Published: Thursday, October 8, 2009

Updated: Thursday, October 8, 2009 15:10


On the third floor of the Union, in the back room of the Women's Center, there is a jeweled and embroidered orange T-shirt that tells a piece of the story of Sarah Uhrmacher. Everything that Nancy Myers, the mother of Sarah's best friend, chose for the T-shirt from the color to the little softball glove and treble clef bangles represents a little bit of her life. When I took the T-shirt on a short trip to ask Nancy about the different details, it had been almost six years since she had made it. Nancy was the one who told me Sarah's story.

Sarah grew up in Lincoln, played softball at Southeast, and was very active in the community. Because she loved animals, she went to Zoo School and later came to UNL to study biochemistry. She loved music and played the flute. Sarah was hardworking, dedicated, loving, and spiritual. She would do anything for anyone, like give rides, loan money and try to listen and understand. She just wanted to help.

When she was sixteen, she met Allen Divoky. He was her manager at work and was married with two children. He later got divorced, and they started dating. Divoky also came from a good home, had been an Eagle Scout and went to church with Sarah.

They got engaged when Sarah was a sophomore at UNL.

Sarah wanted to wait to get married until after she finished college though, and a few months into the engagement, things started to go sour.
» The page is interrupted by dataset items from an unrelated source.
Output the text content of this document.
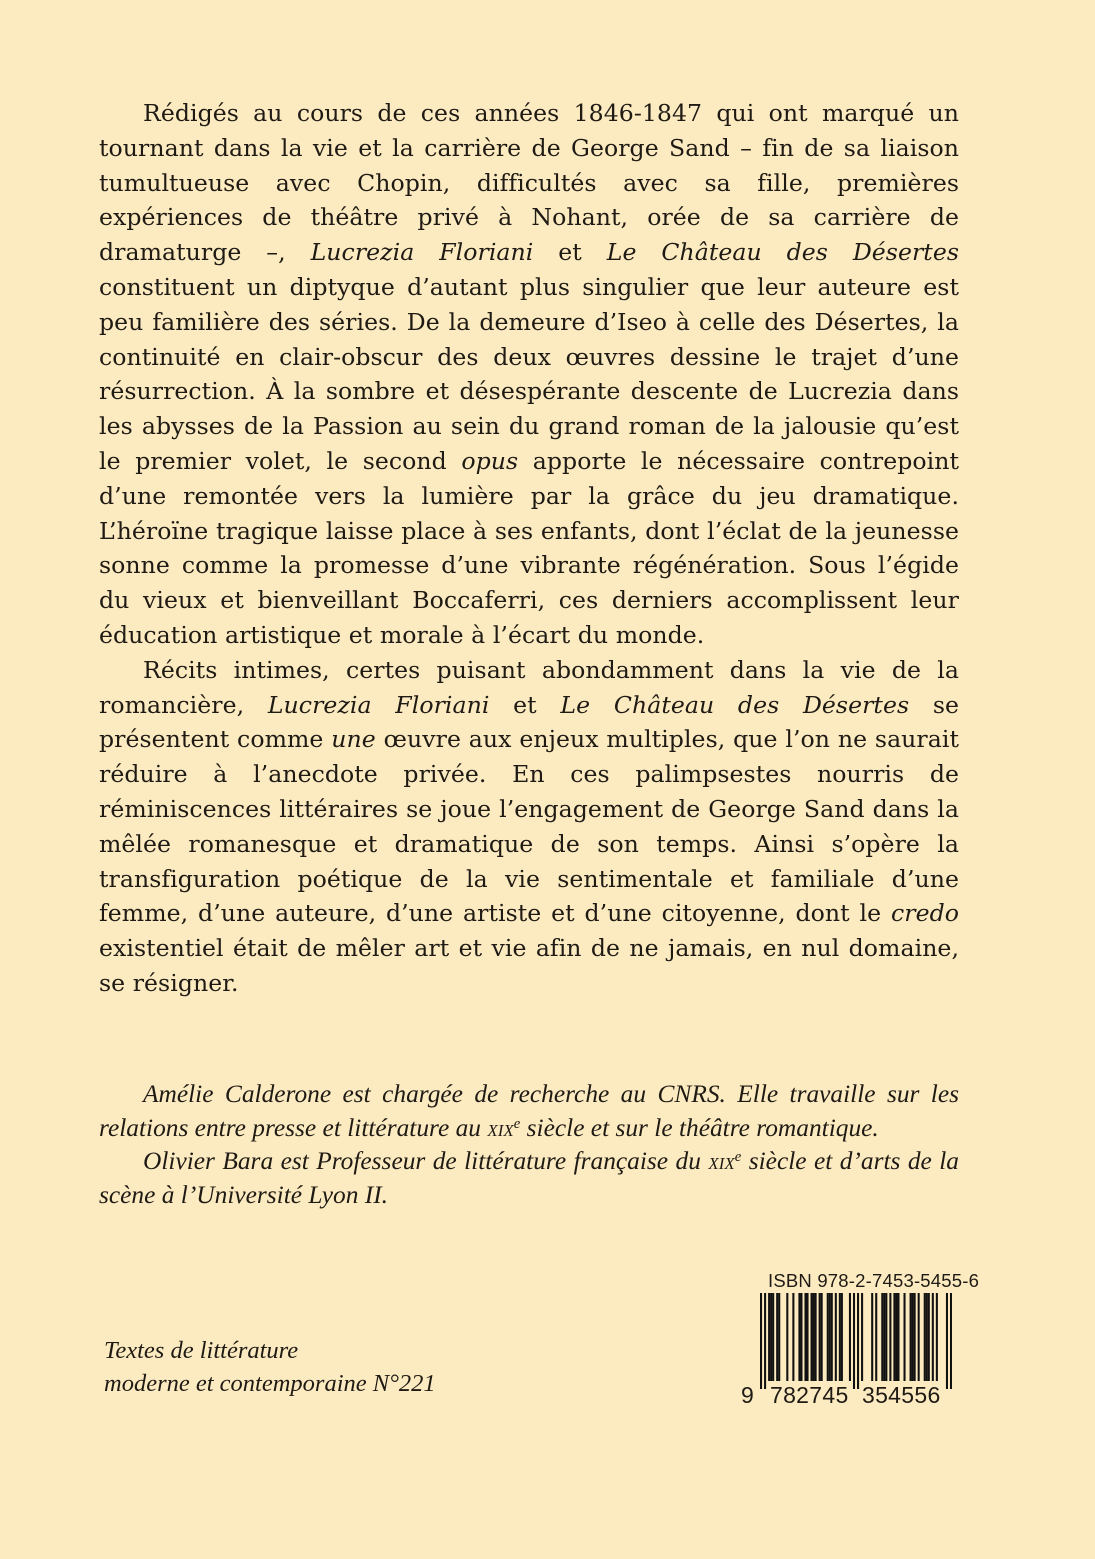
Rédigés au cours de ces années 1846-1847 qui ont marqué un tournant dans la vie et la carrière de George Sand – fin de sa liaison tumultueuse avec Chopin, difficultés avec sa fille, premières expériences de théâtre privé à Nohant, orée de sa carrière de dramaturge –, Lucrezia Floriani et Le Château des Désertes constituent un diptyque d’autant plus singulier que leur auteure est peu familière des séries. De la demeure d’Iseo à celle des Désertes, la continuité en clair-obscur des deux œuvres dessine le trajet d’une résurrection. À la sombre et désespérante descente de Lucrezia dans les abysses de la Passion au sein du grand roman de la jalousie qu’est le premier volet, le second opus apporte le nécessaire contrepoint d’une remontée vers la lumière par la grâce du jeu dramatique. L’héroïne tragique laisse place à ses enfants, dont l’éclat de la jeunesse sonne comme la promesse d’une vibrante régénération. Sous l’égide du vieux et bienveillant Boccaferri, ces derniers accomplissent leur éducation artistique et morale à l’écart du monde.

Récits intimes, certes puisant abondamment dans la vie de la romancière, Lucrezia Floriani et Le Château des Désertes se présentent comme une œuvre aux enjeux multiples, que l’on ne saurait réduire à l’anecdote privée. En ces palimpsestes nourris de réminiscences littéraires se joue l’engagement de George Sand dans la mêlée romanesque et dramatique de son temps. Ainsi s’opère la transfiguration poétique de la vie sentimentale et familiale d’une femme, d’une auteure, d’une artiste et d’une citoyenne, dont le credo existentiel était de mêler art et vie afin de ne jamais, en nul domaine, se résigner.

Amélie Calderone est chargée de recherche au CNRS. Elle travaille sur les relations entre presse et littérature au xix$^e$ siècle et sur le théâtre romantique.

Olivier Bara est Professeur de littérature française du xix$^e$ siècle et d’arts de la scène à l’Université Lyon II.

Textes de littérature
moderne et contemporaine N°221
ISBN 978-2-7453-5455-6
9 782745 354556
Divoky became controlling, wanting to know where she was all the time, and the couple started to argue more. A year into the engagement, Sarah called it off. It was the end of the first semester of her junior year.
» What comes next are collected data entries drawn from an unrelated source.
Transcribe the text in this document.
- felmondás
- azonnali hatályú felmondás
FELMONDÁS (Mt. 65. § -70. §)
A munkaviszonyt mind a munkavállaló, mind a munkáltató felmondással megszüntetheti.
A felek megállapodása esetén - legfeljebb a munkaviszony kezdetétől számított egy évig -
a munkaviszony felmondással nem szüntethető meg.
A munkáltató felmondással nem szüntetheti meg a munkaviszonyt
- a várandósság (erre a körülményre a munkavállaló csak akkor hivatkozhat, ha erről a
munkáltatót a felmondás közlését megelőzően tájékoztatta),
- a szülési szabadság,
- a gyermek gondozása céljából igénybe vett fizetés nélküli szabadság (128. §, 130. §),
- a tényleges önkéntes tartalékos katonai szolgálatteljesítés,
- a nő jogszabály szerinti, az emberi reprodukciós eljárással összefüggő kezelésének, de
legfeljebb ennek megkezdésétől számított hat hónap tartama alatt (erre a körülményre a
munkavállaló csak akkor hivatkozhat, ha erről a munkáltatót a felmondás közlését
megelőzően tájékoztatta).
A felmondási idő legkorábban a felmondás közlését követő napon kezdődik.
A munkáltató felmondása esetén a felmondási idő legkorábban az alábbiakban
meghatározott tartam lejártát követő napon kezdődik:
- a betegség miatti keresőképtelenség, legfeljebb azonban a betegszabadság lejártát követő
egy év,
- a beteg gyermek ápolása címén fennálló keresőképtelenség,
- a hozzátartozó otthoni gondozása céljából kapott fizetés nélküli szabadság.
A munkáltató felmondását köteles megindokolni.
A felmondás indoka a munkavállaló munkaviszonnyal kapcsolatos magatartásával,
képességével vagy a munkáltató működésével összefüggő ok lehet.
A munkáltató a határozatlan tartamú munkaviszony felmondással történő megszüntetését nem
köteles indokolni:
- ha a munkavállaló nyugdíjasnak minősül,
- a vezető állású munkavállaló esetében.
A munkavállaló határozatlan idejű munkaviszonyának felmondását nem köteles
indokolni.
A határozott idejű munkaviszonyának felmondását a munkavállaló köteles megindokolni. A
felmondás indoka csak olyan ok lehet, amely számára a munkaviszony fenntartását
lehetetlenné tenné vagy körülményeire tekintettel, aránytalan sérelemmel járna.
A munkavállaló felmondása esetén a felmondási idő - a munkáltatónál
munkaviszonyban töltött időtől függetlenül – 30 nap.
The following April, Divoky found Sarah and stabbed her repeatedly, covering her with self-defense wounds. He bashed her in the head with a hammer and almost decapitated her with a knife.

"She was the last person I expected this to happen to," Nancy Myers said.

A short while later, the police received a call from Divoky who said he was on top of a parking garage, threatening to jump. As they tried to talk him down, they raced to find Sarah, dead in her own home, killed by a man she had almost married. A SWAT team finally managed to talk Divoky down, and he is currently serving a life sentence with no chance of parole. At his trial, he explained himself by saying, "If I can't have her, no one can."

Divoky had never threatened to kill her, but some signs were clearer in hindsight. Not only was he controlling, but he seemed depressed, had charges of domestic violence from his previous marriage, and had had to attend anger management classes.

Sarah's murder was not her fault. She didn't do anything wrong.

"She was a good person," Renee Myers, Sarah's old roommate and best friend, said. "She was a full-time student. She w ent to church every Sunday. She didn't deserve this."

Sarah's death encouraged Renee to go into criminal justice. She wanted to take the horrible experience of losing her best friend and do something positive with it. I, for one, believe she is succeeding. Sarah is not forgotten.

Violence, especially relationship violence, is a problem in our society, and Sarah's story is not as unusual as we would like it to be. College age women experience the highest rate per capita of dating or domestic violence in the U.S. According to the National Coalition Against Domestic Violence, 85 percent of domestic violence victims are women, and one in four women will experience domestic violence in her lifetime. Think about it. Say you live on a girls floor in Cather, where there are approximately 38 girls. Nine or 10 of them will be abused in their lives.